Cores Vieram

Era tudo tão claro, sabe? Daí a pouco, eu saía da fantasia, e logo via a realidade. Mas todo mundo falava que era tudo tão fantasioso... Essa realidade era tão fantasiosa. Mas, como assim? Então saíamos da fantasia pra voltarmos à fantasia? A gente acordava, e o céu era tão verde. Aquele verde musgo, que, o normal era fazer-nos sentir nojo, mas não, a gente sorria quando olhava pra esse céu verde musgo. Daí, as árvores cor salmão, meio vermelho, meio rosa... meio salmão.

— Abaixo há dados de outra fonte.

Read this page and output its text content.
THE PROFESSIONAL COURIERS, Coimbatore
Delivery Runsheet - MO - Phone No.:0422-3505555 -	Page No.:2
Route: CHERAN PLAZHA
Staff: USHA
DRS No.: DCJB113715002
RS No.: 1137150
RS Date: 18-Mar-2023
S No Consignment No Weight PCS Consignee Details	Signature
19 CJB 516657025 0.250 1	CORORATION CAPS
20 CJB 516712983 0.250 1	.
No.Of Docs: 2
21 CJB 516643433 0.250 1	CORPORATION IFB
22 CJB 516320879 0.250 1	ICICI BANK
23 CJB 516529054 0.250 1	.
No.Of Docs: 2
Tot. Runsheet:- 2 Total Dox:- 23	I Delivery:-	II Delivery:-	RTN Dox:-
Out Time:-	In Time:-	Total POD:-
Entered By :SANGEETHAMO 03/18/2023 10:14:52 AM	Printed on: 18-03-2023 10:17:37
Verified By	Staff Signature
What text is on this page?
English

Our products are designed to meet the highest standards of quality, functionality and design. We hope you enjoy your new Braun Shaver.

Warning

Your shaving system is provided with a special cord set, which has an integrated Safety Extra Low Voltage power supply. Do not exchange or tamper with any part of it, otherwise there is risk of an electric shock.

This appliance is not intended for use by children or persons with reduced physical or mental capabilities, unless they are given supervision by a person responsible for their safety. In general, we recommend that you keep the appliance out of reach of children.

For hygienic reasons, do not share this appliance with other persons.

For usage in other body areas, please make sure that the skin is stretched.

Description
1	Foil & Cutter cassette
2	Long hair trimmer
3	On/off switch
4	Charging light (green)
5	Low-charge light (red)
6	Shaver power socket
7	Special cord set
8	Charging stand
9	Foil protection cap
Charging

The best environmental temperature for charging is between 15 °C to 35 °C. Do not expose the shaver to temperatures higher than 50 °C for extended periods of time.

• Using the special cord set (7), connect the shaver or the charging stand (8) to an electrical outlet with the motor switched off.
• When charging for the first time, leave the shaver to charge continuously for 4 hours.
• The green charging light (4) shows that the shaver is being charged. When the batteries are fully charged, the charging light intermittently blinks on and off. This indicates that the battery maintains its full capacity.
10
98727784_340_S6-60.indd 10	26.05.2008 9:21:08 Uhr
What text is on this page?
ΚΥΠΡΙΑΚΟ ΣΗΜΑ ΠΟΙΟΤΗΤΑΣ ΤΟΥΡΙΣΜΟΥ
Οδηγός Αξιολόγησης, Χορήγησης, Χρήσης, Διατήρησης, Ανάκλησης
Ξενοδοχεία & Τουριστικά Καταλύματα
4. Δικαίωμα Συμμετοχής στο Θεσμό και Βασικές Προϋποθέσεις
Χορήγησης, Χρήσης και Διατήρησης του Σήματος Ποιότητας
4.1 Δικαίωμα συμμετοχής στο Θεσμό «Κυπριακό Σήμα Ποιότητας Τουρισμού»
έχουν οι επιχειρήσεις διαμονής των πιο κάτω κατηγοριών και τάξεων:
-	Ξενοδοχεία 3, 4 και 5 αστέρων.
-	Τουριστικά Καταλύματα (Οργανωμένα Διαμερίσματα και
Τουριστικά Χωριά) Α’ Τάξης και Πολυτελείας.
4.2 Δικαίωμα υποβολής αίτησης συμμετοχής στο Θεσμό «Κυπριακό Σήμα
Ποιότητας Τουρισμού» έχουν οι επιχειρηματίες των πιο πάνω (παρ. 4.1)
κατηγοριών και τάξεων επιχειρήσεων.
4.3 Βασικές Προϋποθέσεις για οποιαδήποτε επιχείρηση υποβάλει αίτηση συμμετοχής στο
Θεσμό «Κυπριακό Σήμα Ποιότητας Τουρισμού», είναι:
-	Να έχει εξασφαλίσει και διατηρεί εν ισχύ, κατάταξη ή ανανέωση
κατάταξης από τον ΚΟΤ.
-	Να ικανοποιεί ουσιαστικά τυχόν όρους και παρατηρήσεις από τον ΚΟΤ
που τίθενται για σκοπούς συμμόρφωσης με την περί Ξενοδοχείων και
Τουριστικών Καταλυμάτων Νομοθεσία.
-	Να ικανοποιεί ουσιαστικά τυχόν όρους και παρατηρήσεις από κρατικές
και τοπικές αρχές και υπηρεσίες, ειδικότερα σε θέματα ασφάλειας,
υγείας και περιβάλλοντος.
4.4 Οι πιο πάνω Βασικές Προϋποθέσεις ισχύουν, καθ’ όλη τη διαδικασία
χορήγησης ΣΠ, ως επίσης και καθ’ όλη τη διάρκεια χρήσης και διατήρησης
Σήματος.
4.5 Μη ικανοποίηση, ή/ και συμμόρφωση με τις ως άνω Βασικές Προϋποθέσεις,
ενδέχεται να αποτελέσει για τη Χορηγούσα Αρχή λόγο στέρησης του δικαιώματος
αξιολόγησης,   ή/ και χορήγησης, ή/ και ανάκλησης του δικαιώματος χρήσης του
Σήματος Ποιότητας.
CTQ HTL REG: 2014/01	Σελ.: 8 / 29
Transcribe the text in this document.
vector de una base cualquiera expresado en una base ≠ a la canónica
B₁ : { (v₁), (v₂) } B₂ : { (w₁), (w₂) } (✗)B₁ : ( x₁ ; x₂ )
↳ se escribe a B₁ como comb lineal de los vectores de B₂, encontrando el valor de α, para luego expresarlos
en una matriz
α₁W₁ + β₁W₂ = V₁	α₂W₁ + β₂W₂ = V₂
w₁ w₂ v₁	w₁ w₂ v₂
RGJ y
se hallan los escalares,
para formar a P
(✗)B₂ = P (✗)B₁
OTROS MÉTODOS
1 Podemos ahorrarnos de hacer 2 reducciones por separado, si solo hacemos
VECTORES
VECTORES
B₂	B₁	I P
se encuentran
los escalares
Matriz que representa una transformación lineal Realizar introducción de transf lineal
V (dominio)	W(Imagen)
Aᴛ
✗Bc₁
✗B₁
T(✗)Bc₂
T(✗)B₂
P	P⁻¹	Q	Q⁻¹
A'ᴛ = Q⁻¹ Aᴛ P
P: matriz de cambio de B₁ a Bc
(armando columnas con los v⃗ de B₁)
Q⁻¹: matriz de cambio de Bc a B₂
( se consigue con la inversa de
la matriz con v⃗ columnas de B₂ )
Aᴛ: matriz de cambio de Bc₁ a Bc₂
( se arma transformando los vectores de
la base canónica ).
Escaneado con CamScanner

E a gente andava, um, dois, três quilômetros de pura areia, daquela areia cinza, que mais parecia pólvora limpa, sem fluxo nenhum de maldade. Mas a pólvora, na verdade, era totalmente azul. Areia cinza, pólvora azul. Daí lembrávamos que nem precisávamos usar da pólvora. Todo esse colorido, todo esse arco-íris fantasioso, fazia-nos lembrar que a pólvora lembra guerra, e a guerra lembra preto e branco. Não que o que branco ou o preto fosse desprezíveis, só representavam a falta, quando juntos.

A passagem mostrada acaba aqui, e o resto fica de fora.